For all of its exhaustive segues, which, I’ll admit, do get old, The Manuscript Found in Sargossa is a highly enjoyable and exciting book. Moreso, it possesses some of the most entertaining and lively characters of any book I can think of, and the writing style is fresh and experimental even two centuries later. What I like most about this book is that, unlike other works of Gothic literature that seem horribly dissonant in their values by modern standards, Potocki’s work had an endlessly egalitarian, tolerant, and curious attitude about it. Ideas, philosophies, beliefs, and ways of life are all examined and compared against each other, and Potocki broaches no conclusion but that life is best when all elements of humanity are able to come together in heartfelt examination and raucous merrymaking.
Perfume: The Story of a Murderer
by Patrick Suskind
A notable example of modern Gothic Fiction, as well as of the genre lacking any discernible elements of the supernatural. Perfume is the story of a young French orphan who lacks his own personal scent but possesses an extraordinary sense of smell.
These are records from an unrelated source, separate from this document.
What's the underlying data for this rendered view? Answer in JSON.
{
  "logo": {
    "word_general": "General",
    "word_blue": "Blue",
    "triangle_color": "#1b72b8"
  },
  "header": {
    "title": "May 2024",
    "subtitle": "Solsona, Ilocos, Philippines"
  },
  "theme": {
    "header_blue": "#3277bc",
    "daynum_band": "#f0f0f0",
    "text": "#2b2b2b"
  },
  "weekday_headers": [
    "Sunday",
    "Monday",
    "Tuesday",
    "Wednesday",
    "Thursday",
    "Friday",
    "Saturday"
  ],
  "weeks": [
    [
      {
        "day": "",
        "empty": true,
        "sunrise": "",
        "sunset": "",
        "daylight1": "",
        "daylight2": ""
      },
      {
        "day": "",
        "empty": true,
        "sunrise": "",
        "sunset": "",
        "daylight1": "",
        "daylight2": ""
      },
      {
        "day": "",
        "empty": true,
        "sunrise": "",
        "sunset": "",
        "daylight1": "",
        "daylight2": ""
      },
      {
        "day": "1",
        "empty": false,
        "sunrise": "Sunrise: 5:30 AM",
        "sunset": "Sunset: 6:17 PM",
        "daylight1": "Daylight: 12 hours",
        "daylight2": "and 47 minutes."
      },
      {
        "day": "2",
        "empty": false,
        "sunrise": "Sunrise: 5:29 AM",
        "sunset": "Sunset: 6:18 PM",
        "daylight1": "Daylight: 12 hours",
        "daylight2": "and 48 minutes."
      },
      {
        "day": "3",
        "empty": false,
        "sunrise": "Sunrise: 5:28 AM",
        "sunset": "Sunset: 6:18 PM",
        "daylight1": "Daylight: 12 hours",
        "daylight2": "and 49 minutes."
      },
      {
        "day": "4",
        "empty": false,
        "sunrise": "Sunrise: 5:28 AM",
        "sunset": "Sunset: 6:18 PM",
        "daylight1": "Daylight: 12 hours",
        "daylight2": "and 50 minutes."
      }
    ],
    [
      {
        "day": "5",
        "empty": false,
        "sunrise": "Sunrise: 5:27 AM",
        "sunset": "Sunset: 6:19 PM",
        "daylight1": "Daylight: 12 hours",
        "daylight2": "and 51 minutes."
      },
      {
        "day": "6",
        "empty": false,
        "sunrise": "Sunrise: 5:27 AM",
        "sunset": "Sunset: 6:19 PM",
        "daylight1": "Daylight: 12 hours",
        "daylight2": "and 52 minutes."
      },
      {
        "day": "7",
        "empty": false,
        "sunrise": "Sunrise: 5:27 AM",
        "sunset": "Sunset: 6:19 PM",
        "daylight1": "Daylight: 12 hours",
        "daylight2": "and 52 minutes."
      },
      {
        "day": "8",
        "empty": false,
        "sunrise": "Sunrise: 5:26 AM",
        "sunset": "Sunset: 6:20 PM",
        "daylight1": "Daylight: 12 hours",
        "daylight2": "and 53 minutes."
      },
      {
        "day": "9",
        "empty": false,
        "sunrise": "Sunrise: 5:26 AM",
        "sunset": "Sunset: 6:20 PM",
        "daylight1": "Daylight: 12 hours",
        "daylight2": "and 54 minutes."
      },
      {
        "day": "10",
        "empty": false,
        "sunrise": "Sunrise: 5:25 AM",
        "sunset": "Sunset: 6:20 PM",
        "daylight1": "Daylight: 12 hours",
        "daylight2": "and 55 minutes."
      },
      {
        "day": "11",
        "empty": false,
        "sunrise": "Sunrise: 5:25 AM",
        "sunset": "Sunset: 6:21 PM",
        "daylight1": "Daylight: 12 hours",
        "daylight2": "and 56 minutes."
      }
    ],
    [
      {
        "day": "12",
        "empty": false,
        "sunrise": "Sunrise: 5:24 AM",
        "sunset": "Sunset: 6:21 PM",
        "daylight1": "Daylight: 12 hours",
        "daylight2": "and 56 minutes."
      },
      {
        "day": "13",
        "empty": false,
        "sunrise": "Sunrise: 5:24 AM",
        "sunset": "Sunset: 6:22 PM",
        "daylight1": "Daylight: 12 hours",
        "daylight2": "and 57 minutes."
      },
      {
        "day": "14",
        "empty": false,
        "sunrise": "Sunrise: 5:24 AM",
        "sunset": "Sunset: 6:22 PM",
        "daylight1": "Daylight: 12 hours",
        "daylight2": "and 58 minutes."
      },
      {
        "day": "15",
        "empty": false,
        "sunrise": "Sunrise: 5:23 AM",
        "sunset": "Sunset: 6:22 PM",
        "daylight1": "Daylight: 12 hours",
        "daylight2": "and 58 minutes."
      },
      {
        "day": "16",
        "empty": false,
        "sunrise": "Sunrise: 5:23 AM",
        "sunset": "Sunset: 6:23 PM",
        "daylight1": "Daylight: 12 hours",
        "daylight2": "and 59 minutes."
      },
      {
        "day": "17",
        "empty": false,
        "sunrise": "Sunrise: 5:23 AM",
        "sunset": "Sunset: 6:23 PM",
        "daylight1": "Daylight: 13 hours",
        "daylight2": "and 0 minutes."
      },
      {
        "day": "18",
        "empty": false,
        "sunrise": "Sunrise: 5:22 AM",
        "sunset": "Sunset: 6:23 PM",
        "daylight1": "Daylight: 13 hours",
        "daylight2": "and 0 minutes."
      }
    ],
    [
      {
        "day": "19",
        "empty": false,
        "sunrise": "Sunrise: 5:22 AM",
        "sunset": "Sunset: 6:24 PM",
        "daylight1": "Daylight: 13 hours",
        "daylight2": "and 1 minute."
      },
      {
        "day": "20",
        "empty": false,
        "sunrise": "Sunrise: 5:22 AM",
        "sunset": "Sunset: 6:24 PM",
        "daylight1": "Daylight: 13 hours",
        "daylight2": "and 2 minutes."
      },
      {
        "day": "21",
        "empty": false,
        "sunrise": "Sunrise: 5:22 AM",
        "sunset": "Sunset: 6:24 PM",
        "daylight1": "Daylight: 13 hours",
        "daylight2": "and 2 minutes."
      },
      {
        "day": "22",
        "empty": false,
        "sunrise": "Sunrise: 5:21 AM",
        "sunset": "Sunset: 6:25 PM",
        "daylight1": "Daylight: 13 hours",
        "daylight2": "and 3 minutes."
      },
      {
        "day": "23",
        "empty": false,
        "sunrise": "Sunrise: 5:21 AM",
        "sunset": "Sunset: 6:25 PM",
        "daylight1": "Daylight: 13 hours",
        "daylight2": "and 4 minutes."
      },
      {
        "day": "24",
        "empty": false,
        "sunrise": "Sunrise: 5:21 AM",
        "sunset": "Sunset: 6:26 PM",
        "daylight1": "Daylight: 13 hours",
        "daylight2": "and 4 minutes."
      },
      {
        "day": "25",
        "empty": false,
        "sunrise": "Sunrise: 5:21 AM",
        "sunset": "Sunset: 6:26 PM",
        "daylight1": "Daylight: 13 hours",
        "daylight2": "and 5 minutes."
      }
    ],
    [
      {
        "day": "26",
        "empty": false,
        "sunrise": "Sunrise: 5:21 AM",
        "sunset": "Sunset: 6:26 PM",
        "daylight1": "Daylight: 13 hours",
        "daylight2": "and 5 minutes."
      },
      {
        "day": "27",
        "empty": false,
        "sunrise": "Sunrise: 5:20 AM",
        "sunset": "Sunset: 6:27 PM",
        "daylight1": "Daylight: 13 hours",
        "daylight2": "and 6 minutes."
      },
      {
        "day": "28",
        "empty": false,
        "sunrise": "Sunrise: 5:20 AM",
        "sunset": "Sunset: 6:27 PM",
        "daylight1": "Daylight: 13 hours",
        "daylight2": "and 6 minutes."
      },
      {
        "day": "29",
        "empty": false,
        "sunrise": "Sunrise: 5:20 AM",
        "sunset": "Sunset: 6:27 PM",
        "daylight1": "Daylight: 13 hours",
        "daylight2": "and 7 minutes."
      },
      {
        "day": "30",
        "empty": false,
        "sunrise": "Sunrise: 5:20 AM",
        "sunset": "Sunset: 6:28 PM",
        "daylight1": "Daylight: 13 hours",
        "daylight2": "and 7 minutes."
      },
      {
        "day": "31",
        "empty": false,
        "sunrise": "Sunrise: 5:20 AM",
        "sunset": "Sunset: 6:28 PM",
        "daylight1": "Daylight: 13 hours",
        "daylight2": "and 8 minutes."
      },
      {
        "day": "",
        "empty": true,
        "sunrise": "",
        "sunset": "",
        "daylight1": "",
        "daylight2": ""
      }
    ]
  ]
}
Somewhat unusually, the descriptions in the book almost all concern scents and odors, and words cannot describe the atmosphere of horror and revulsion that results from the exhaustive litany of smells that Suskind describes in the course of depicting life in 18th Century Paris. Many other elements of Gothic literature are present in this work, but more prominent than anything else are the horrific, oppressive odors. I can honestly say that few books can actually genuinely disturb me, and without a doubt this is one of them.
Do stay tuned for the second installment…
4 responses to “Goth Talk”
“House of Leaves” (shudder!) is quite possibly the scariest book I’ve ever read! It’s on my book shelf still because I can’t give it away (I want to re-read it), but I’m too chicken to do so.
Kevin writes such interesting & comprehensive posts. Do you pay him by the word?
Yes, mg, Kevin is paid millions of dollars to make sure he stays with us and continues to write his brilliant lists and reviews. — L. Horla
Is there any genre that our Kevin doesn’t know about????? Very interesting Gothic list. I felt compelled to keep reading and I will definitely curb my in-satiable desire to wave at passing boats.